「たけなわ」とは?意味や使い方を語源を含めてご紹介

「宴もたけなわ」や「春たけなわ」に使われる「たけなわ」って一体どんな意味なのでしょうか?どんな語源や経緯があって、「たけなわ」になったのか、気になりませんか?ここでは「たけなわ」の意味や語源、使い方などを紹介していきます。

目次

  1. 「たけなわ」の意味
  2. 「たけなわ」の使い方
  3. 「たけなわ」を漢字で書くと?
  4. 「たけなわ」の語源

「たけなわ」の意味

「宴もたけなわ」に使われる「たけなわ」の意味は真っ最中で最も盛んな頃です。一番盛り上がっている全盛期のことなので、宴会ならみんなが楽しんでいるタイミング、イベントなら盛り上がってきてにぎやかな頃のことですね。

また、季節が真っ盛りなことにも使われます。春ならいろいろな花が咲き乱れる見ごろの時期を指します。春以外の季節に使われることは滅多にないのですが、秋たけなわという表現もあるようです。

「たけなわ」にはもう一つ、ピークを過ぎて緩やかに衰退に向かう頃という意味もあります。絶頂期ではあるけれど、同時に終わりや別れを予感させる切なさもつれてくる、そんな時期が「たけなわ」です。

「たけなわ」の使い方

宴もたけなわ

「たけなわ」は宴会の終わりのあいさつによく使われます。「宴もたけなわといったところではございますが、お時間が近づいて参りました」といったセリフを、耳にしたことのある方もいるかもしれません。

宴会が終わるということは、終了時刻が近づいている、あるいは食べ物や飲み物が尽きかけていることでしょう。おそらく、ピークはとうに過ぎているはずです。

しかし、ピークを過ぎていると口にするのは水を差すようでためらわれるため、「宴もたけなわ」と表現します。

春たけなわ

「春たけなわ」は季節のあいさつでも使われる表現です。「春たけなわの美しい季節となりました」のように時候の挨拶に用いられます。

時期は3月下旬から4月上旬ごろ、年度替わりの頃が最適です。この時期は「桜花の候」や「春爛漫(はるらんまん)」など他にも春らしい言葉があるので、使い分けてみるのもいいかもしれません。

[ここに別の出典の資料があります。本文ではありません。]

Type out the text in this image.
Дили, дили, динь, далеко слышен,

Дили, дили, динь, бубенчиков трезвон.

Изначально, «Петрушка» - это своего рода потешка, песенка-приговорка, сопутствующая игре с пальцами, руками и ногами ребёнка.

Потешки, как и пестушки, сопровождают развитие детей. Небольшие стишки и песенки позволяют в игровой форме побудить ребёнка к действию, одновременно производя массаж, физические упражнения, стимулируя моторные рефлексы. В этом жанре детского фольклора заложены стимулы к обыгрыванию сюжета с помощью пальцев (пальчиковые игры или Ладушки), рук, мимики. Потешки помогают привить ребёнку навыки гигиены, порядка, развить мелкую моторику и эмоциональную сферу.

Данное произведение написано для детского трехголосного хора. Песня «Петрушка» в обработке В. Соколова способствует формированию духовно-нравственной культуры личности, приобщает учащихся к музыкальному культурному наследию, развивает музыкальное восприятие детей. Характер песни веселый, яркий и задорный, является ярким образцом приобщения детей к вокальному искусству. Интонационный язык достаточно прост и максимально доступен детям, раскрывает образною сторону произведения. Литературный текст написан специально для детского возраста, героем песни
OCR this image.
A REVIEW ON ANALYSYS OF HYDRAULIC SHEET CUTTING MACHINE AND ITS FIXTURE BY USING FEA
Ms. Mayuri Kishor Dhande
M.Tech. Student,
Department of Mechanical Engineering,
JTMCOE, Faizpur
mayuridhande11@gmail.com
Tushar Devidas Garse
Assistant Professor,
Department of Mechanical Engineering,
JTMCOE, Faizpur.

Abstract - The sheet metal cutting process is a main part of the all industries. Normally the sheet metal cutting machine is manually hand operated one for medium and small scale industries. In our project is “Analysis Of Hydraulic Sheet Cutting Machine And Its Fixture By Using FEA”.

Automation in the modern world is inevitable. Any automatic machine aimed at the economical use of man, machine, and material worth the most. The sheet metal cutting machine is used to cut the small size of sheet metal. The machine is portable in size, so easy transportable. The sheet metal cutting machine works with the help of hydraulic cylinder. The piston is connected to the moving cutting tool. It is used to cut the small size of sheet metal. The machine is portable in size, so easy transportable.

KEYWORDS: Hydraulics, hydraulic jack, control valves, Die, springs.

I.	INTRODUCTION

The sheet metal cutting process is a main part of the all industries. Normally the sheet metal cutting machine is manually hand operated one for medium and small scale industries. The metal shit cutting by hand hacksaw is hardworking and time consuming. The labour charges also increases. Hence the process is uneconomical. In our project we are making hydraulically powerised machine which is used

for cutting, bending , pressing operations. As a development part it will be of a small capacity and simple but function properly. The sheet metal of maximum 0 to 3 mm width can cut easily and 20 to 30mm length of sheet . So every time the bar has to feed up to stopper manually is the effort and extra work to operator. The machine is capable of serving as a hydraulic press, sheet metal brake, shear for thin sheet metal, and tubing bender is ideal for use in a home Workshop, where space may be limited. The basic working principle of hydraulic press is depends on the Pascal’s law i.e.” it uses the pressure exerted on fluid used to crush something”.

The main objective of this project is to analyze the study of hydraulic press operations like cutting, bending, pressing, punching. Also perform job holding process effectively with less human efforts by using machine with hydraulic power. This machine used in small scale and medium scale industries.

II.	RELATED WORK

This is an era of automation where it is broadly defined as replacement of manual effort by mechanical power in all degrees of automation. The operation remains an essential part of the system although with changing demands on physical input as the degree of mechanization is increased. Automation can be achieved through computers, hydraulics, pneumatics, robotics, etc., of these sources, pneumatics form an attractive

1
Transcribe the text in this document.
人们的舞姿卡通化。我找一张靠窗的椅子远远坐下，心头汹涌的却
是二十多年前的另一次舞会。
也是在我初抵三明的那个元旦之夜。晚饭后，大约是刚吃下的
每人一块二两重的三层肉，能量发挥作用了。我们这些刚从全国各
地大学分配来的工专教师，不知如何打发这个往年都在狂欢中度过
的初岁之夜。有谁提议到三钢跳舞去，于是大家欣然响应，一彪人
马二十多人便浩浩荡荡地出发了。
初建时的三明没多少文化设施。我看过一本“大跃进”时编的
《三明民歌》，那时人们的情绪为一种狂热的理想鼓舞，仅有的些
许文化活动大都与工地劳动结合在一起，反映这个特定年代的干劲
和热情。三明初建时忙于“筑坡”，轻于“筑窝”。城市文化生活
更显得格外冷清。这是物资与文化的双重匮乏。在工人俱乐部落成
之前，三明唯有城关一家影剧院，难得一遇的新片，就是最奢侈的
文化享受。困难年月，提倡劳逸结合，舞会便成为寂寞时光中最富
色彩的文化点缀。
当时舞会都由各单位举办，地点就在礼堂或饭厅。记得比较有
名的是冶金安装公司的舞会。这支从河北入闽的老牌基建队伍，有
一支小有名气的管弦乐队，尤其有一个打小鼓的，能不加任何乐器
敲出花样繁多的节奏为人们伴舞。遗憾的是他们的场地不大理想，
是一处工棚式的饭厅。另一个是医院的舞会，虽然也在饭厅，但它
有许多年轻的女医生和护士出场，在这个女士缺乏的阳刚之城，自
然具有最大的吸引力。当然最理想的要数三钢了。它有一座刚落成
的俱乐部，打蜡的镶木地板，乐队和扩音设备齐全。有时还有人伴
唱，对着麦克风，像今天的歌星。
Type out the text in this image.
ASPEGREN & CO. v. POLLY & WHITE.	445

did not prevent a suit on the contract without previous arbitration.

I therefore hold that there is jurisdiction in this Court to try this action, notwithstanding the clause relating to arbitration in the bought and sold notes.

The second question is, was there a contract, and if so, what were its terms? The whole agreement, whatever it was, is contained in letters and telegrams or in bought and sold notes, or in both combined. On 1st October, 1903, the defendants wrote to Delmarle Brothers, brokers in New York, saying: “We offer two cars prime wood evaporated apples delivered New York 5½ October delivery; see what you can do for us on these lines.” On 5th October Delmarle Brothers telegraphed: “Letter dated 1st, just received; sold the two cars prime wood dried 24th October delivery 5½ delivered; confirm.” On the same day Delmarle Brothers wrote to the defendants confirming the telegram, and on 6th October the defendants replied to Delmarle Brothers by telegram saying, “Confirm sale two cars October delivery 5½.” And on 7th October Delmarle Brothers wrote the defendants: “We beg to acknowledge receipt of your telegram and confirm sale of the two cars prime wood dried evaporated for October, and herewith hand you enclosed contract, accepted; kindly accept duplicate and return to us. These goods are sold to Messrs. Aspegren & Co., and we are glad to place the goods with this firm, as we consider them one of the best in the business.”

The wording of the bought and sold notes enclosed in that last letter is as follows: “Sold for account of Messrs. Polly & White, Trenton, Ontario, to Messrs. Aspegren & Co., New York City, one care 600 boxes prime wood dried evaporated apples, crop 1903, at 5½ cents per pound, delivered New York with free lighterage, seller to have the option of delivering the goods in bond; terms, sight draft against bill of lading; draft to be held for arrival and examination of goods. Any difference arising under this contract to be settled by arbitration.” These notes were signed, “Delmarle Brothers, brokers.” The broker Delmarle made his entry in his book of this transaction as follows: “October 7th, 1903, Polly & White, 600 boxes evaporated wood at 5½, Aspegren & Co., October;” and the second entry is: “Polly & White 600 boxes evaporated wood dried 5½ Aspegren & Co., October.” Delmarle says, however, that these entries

また、「春たけなわ」は挨拶以外でも、単独で使うこともできます。「春たけなわの山野に出て桜を愛でる」のように、小説の地の文などで使われます。

「たけなわ」を漢字で書くと?

「たけなわ」は漢字で書くと「酣」あるいは「闌」です。どちらも漢字一文字で「たけなわ」と読みます。

「酣」はお酒に甘いという字面からも予想できるように、宴会の最中やお酒を楽しむという意味があります。ここで使われている「甘」は味を楽しむという意味もあるそうです。

一方の「闌」ですが、手すりのことを表す「欄干(らんかん)」に関係がある言葉で、欄干や門のようにさえぎったり閉じ込めたりするもののことを表していたようです。

また、「ラン」という読み方のつながりから「絢爛(けんらん)」の「爛」に通じて、豪華な宴会という意味も持つようになったとも言われています。

「たけなわ」の語源

「たけなわ」の語源について正確なことはわかっておらず、様々な説が飛び交っています。その中からいくつか取り上げてご紹介します。

長ける+成る説

「たけなわ」の状態になることを「長ける」といいますが、この「長ける」に「成る」が加えられて「たけなわ」になったという説があります。

「弁舌に長ける」など、優れているという意味では「長ける」という表記が使われますが、「真っ盛りになる」という意味では「闌(た)ける」とも書きます。

長ける+なお説

ピークに達するという意味の「長ける」に、副詞の「なお(猶)」が足されて「たけなわ」ができたという説もあります。

副詞の「なお」の意味は、今までの状態が続いていること、あるいはさらに物事が進んでいくことです。この場合、ピークに達していてもまだ続いている、すでに真っ盛りでもさらににぎやかになっていくという意味になります。

うたげなかば説

「たけなわ」の語源は「宴半ば」が縮まったものであるという説があります。国学者の本居宣長が著した『古事記伝』に書かれている説です。